DETROIT - General Motors is collaborating with Toyota Motor Corp. to develop advanced powertrains for future generations of 'green' vehicles.
The two automakers will share research on fuel cells, hybrid powertrains and advanced batteries. The collaboration will last indefinitely.
The announcement comes as Ford Motor Co. and DaimlerChrysler plan to field-test a small fleet of fuel-cell-powered vehicles in California. The automakers are working with three oil companies and Ballard Power Systems Inc., a small research firm based in Vancouver, British Columbia.
During a news conference here Monday, April 19, GM Vice Chairman Harry Pearce declined to estimate the automakers' likely investment. However, the investment is likely to be substantial.
'In this case, we believe size (of the two companies) is a considerable advantage,' Pearce said. 'Together, we cover all the vehicle segments.'
Although several automakers are road-testing fuel-cell-powered vehicles, they have yet to determine the most practical fuel.
Fuel cells convert hydrogen to electricity, which powers the vehicle's motor.
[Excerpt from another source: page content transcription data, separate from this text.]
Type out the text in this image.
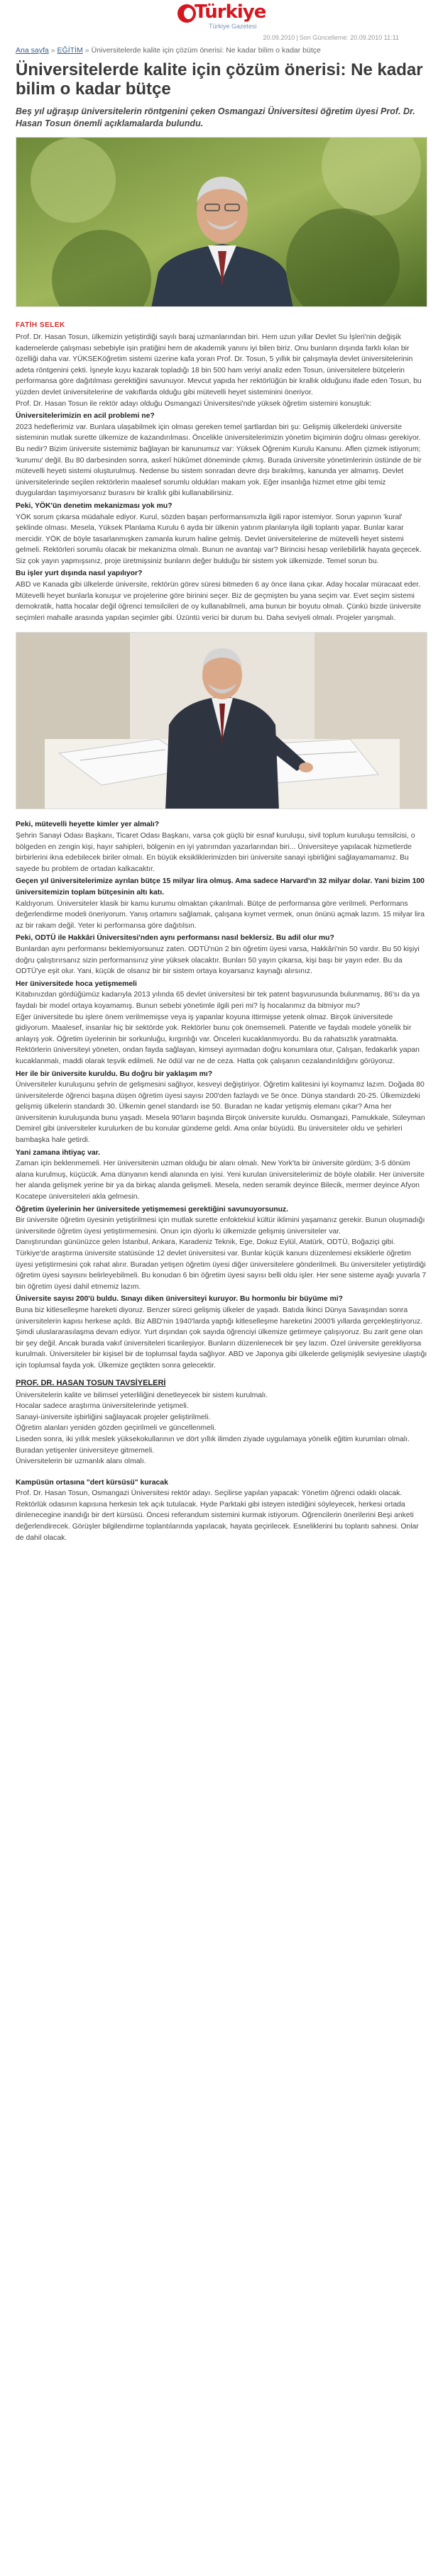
Türkiye
Türkiye Gazetesi
20.09.2010 | Son Güncelleme: 20.09.2010 11:11
Ana sayfa » EĞİTİM » Üniversitelerde kalite için çözüm önerisi: Ne kadar bilim o kadar bütçe
Üniversitelerde kalite için çözüm önerisi: Ne kadar bilim o kadar bütçe

Beş yıl uğraşıp üniversitelerin röntgenini çeken Osmangazi Üniversitesi öğretim üyesi Prof. Dr. Hasan Tosun önemli açıklamalarda bulundu.

FATİH SELEK

Prof. Dr. Hasan Tosun, ülkemizin yetiştirdiği sayılı baraj uzmanlarından biri. Hem uzun yıllar Devlet Su İşleri'nin değişik kademelerde çalışması sebebiyle işin pratiğini hem de akademik yanını iyi bilen biriz. Onu bunların dışında farklı kılan bir özelliği daha var. YÜKSEKöğretim sistemi üzerine kafa yoran Prof. Dr. Tosun, 5 yıllık bir çalışmayla devlet üniversitelerinin adeta röntgenini çekti. İşneyle kuyu kazarak topladığı 18 bin 500 ham veriyi analiz eden Tosun, üniversitelere bütçelerin performansa göre dağıtılması gerektiğini savunuyor. Mevcut yapıda her rektörlüğün bir krallık olduğunu ifade eden Tosun, bu yüzden devlet üniversitelerine de vakıflarda olduğu gibi mütevelli heyet sisteminini öneriyor.

Prof. Dr. Hasan Tosun ile rektör adayı olduğu Osmangazi Üniversitesi'nde yüksek öğretim sistemini konuştuk:

Üniversitelerimizin en acil problemi ne?

2023 hedeflerimiz var. Bunlara ulaşabilmek için olması gereken temel şartlardan biri şu: Gelişmiş ülkelerdeki üniversite sisteminin mutlak surette ülkemize de kazandırılması. Öncelikle üniversitelerimizin yönetim biçiminin doğru olması gerekiyor. Bu nedir? Bizim üniversite sistemimiz bağlayan bir kanunumuz var: Yüksek Öğrenim Kurulu Kanunu. Aflen çizmek istiyorum; 'kurumu' değil. Bu 80 darbesinden sonra, askerî hükûmet döneminde çıkmış. Burada üniversite yönetimlerinin üstünde de bir mütevelli heyeti sistemi oluşturulmuş. Nedense bu sistem sonradan devre dışı bırakılmış, kanunda yer almamış. Devlet üniversitelerinde seçilen rektörlerin maalesef sorumlu oldukları makam yok. Eğer insanlığa hizmet etme gibi temiz duygulardan taşımıyorsanız burasını bir krallık gibi kullanabilirsiniz.

Peki, YÖK'ün denetim mekanizması yok mu?

YÖK sorum çıkarsa müdahale ediyor. Kurul, sözden başarı performansımızla ilgili rapor istemiyor. Sorun yapının 'kural' şeklinde olması. Mesela, Yüksek Planlama Kurulu 6 ayda bir ülkenin yatırım planlarıyla ilgili toplantı yapar. Bunlar karar mercidir. YÖK de böyle tasarlanmışken zamanla kurum haline gelmiş. Devlet üniversitelerine de mütevelli heyet sistemi gelmeli. Rektörleri sorumlu olacak bir mekanizma olmalı. Bunun ne avantajı var? Birincisi hesap verilebilirlik hayata geçecek. Siz çok yayın yapmışsınız, proje üretmişsiniz bunların değer bulduğu bir sistem yok ülkemizde. Temel sorun bu.

Bu işler yurt dışında nasıl yapılıyor?

ABD ve Kanada gibi ülkelerde üniversite, rektörün görev süresi bitmeden 6 ay önce ilana çıkar. Aday hocalar müracaat eder. Mütevelli heyet bunlarla konuşur ve projelerine göre birinini seçer. Biz de geçmişten bu yana seçim var. Evet seçim sistemi demokratik, hatta hocalar değil öğrenci temsilcileri de oy kullanabilmeli, ama bunun bir boyutu olmalı. Çünkü bizde üniversite seçimleri mahalle arasında yapılan seçimler gibi. Üzüntü verici bir durum bu. Daha seviyeli olmalı. Projeler yarışmalı.

Peki, mütevelli heyette kimler yer almalı?

Şehrin Sanayi Odası Başkanı, Ticaret Odası Başkanı, varsa çok güçlü bir esnaf kuruluşu, sivil toplum kuruluşu temsilcisi, o bölgeden en zengin kişi, hayır sahipleri, bölgenin en iyi yatırımdan yazarlarından biri... Üniversiteye yapılacak hizmetlerde birbirlerini ikna edebilecek biriler olmalı. En büyük eksikliklerimizden biri üniversite sanayi işbirliğini sağlayamamamız. Bu sayede bu problem de ortadan kalkacaktır.

Geçen yıl üniversitelerimize ayrılan bütçe 15 milyar lira olmuş. Ama sadece Harvard'ın 32 milyar dolar. Yani bizim 100 üniversitemizin toplam bütçesinin altı katı.

Kaldıyorum. Üniversiteler klasik bir kamu kurumu olmaktan çıkarılmalı. Bütçe de performansa göre verilmeli. Performans değerlendirme modeli öneriyorum. Yanış ortamını sağlamak, çalışana kıymet vermek, onun önünü açmak lazım. 15 milyar lira az bir rakam değil. Yeter ki performansa göre dağıtılsın.

Peki, ODTÜ ile Hakkâri Üniversitesi'nden aynı performansı nasıl beklersiz. Bu adil olur mu?

Bunlardan aynı performansı beklemiyorsunuz zaten. ODTÜ'nün 2 bin öğretim üyesi varsa, Hakkâri'nin 50 vardır. Bu 50 kişiyi doğru çalıştırırsanız sizin performansınız yine yüksek olacaktır. Bunları 50 yayın çıkarsa, kişi başı bir yayın eder. Bu da ODTÜ'ye eşit olur. Yani, küçük de olsanız bir bir sistem ortaya koyarsanız kaynağı alırsınız.

Her üniversitede hoca yetişmemeli

Kitabınızdan gördüğümüz kadarıyla 2013 yılında 65 devlet üniversitesi bir tek patent başvurusunda bulunmamış, 86'sı da ya faydalı bir model ortaya koyamamış. Bunun sebebi yönetimle ilgili peri mi? İş hocalarımız da bitmiyor mu?

Eğer üniversitede bu işlere önem verilmemişse veya iş yapanlar koyuna ittirmişse yetenk olmaz. Birçok üniversitede gidiyorum. Maalesef, insanlar hiç bir sektörde yok. Rektörler bunu çok önemsemeli. Patentle ve faydalı modele yönelik bir anlayış yok. Öğretim üyelerinin bir sorkunluğu, kırgınlığı var. Önceleri kucaklanmıyordu. Bu da rahatsızlık yaratmakta. Rektörlerin üniversiteyi yöneten, ondan fayda sağlayan, kimseyi ayırmadan doğru konumlara otur, Çalışan, fedakarlık yapan kucaklanmalı, maddi olarak teşvik edilmeli. Ne ödül var ne de ceza. Hatta çok çalışanın cezalandırıldığını görüyoruz.

Her ile bir üniversite kuruldu. Bu doğru bir yaklaşım mı?

Üniversiteler kuruluşunu şehrin de gelişmesini sağlıyor, kesveyi değiştiriyor. Öğretim kalitesini iyi koymamız lazım. Doğada 80 üniversitelerde öğrenci başına düşen öğretim üyesi sayısı 200'den fazlaydı ve 5e önce. Dünya standardı 20-25. Ülkemizdeki gelişmiş ülkelerin standardı 30. Ülkemin genel standardı ise 50. Buradan ne kadar yetişmiş elemanı çıkar? Ama her üniversitenin kuruluşunda bunu yaşadı. Mesela 90'ların başında Birçok üniversite kuruldu. Osmangazi, Pamukkale, Süleyman Demirel gibi üniversiteler kurulurken de bu konular gündeme geldi. Ama onlar büyüdü. Bu üniversiteler oldu ve şehirleri bambaşka hale getirdi.

Yani zamana ihtiyaç var.

Zaman için beklenmemeli. Her üniversitenin uzman olduğu bir alanı olmalı. New York'ta bir üniversite gördüm; 3-5 dönüm alana kurulmuş, küçücük. Ama dünyanın kendi alanında en iyisi. Yeni kurulan üniversitelerimiz de böyle olabilir. Her üniversite her alanda gelişmek yerine bir ya da birkaç alanda gelişmeli. Mesela, neden seramik deyince Bilecik, mermer deyince Afyon Kocatepe üniversiteleri akla gelmesin.

Öğretim üyelerinin her üniversitede yetişmemesi gerektiğini savunuyorsunuz.

Bir üniversite öğretim üyesinin yetiştirilmesi için mutlak surette enfoktekiul kültür iklimini yaşamanız gerekir. Bunun oluşmadığı üniversitede öğretim üyesi yetiştirmemesini. Onun için dýorlu ki ülkemizde gelişmiş üniversiteler var.

Danıştırundan gününüzce gelen İstanbul, Ankara, Karadeniz Teknik, Ege, Dokuz Eylül, Atatürk, ODTÜ, Boğaziçi gibi. Türkiye'de araştırma üniversite statüsünde 12 devlet üniversitesi var. Bunlar küçük kanunı düzenlemesi eksiklerle öğretim üyesi yetiştirmesini çok rahat alırır. Buradan yetişen öğretim üyesi diğer üniversitelere gönderilmeli. Bu üniversiteler yetiştirdiği öğretim üyesi sayısını belirleyebilmeli. Bu konudan 6 bin öğretim üyesi sayısı belli oldu işler. Her sene sisteme ayağı yuvarla 7 bin öğretim üyesi dahil etmemiz lazım.

Üniversite sayısı 200'ü buldu. Sınayı diken üniversiteyi kuruyor. Bu hormonlu bir büyüme mi?

Buna biz kitleselleşme hareketi diyoruz. Benzer süreci gelişmiş ülkeler de yaşadı. Batıda İkinci Dünya Savaşından sonra üniversitelerin kapısı herkese açıldı. Biz ABD'nin 1940'larda yaptığı kitleselleşme hareketini 2000'li yıllarda gerçekleştiriyoruz. Şimdi uluslararasılaşma devam ediyor. Yurt dışından çok sayıda öğrenciyi ülkemize getirmeye çalışıyoruz. Bu zarit gene olan bir şey değil. Ancak burada vakıf üniversiteleri ticarileşiyor. Bunların düzenlenecek bir şey lazım. Özel üniversite gerekliyorsa kurulmalı. Üniversiteler bir kişisel bir de toplumsal fayda sağlıyor. ABD ve Japonya gibi ülkelerde gelişmişlik seviyesine ulaştığı için toplumsal fayda yok. Ülkemize geçtikten sonra gelecektir.

PROF. DR. HASAN TOSUN TAVSİYELERİ

Üniversitelerin kalite ve bilimsel yeterliliğini denetleyecek bir sistem kurulmalı.

Hocalar sadece araştırma üniversitelerinde yetişmeli.

Sanayi-üniversite işbirliğini sağlayacak projeler geliştirilmeli.

Öğretim alanları yeniden gözden geçirilmeli ve güncellenmeli.

Liseden sonra, iki yıllık meslek yüksekokullarının ve dört yıllık ilimden ziyade uygulamaya yönelik eğitim kurumları olmalı. Buradan yetişenler üniversiteye gitmemeli.

Üniversitelerin bir uzmanlık alanı olmalı.

Kampüsün ortasına "dert kürsüsü" kuracak

Prof. Dr. Hasan Tosun, Osmangazi Üniversitesi rektör adayı. Seçilirse yapılan yapacak: Yönetim öğrenci odaklı olacak. Rektörlük odasının kapısına herkesin tek açık tutulacak. Hyde Parktaki gibi isteyen istediğini söyleyecek, herkesi ortada dinlenecegine inandığı bir dert kürsüsü. Öncesi referandum sistemini kurmak istiyorum. Öğrencilerin önerilerini Beşi anketi değerlendirecek. Görüşler bilgilendirme toplantılarında yapılacak, hayata geçirilecek. Esneliklerini bu toplantı sahnesi. Onlar de dahil olacak.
It is possible to convert gasoline into hydrogen, but that sharply increases the fuel cell's cost and complexity.
It is easier and cheaper to equip the vehicle with hydrogen-filled tanks. But then gasoline filling stations would require costly retrofits to handle the hydrogen. Toyota and GM will have to resolve these and other issues.
Since 1990, GM has spent at least $1 billion on advanced powertrain research.
GM also continues to fund research on new powertrains sponsored by the Partnership for a New Generation of Vehicles. Each of the three participants in that program, Ford, GM and DaimlerChrysler, is expected to display prototype vehicles at next year's North American International Auto Show in Detroit.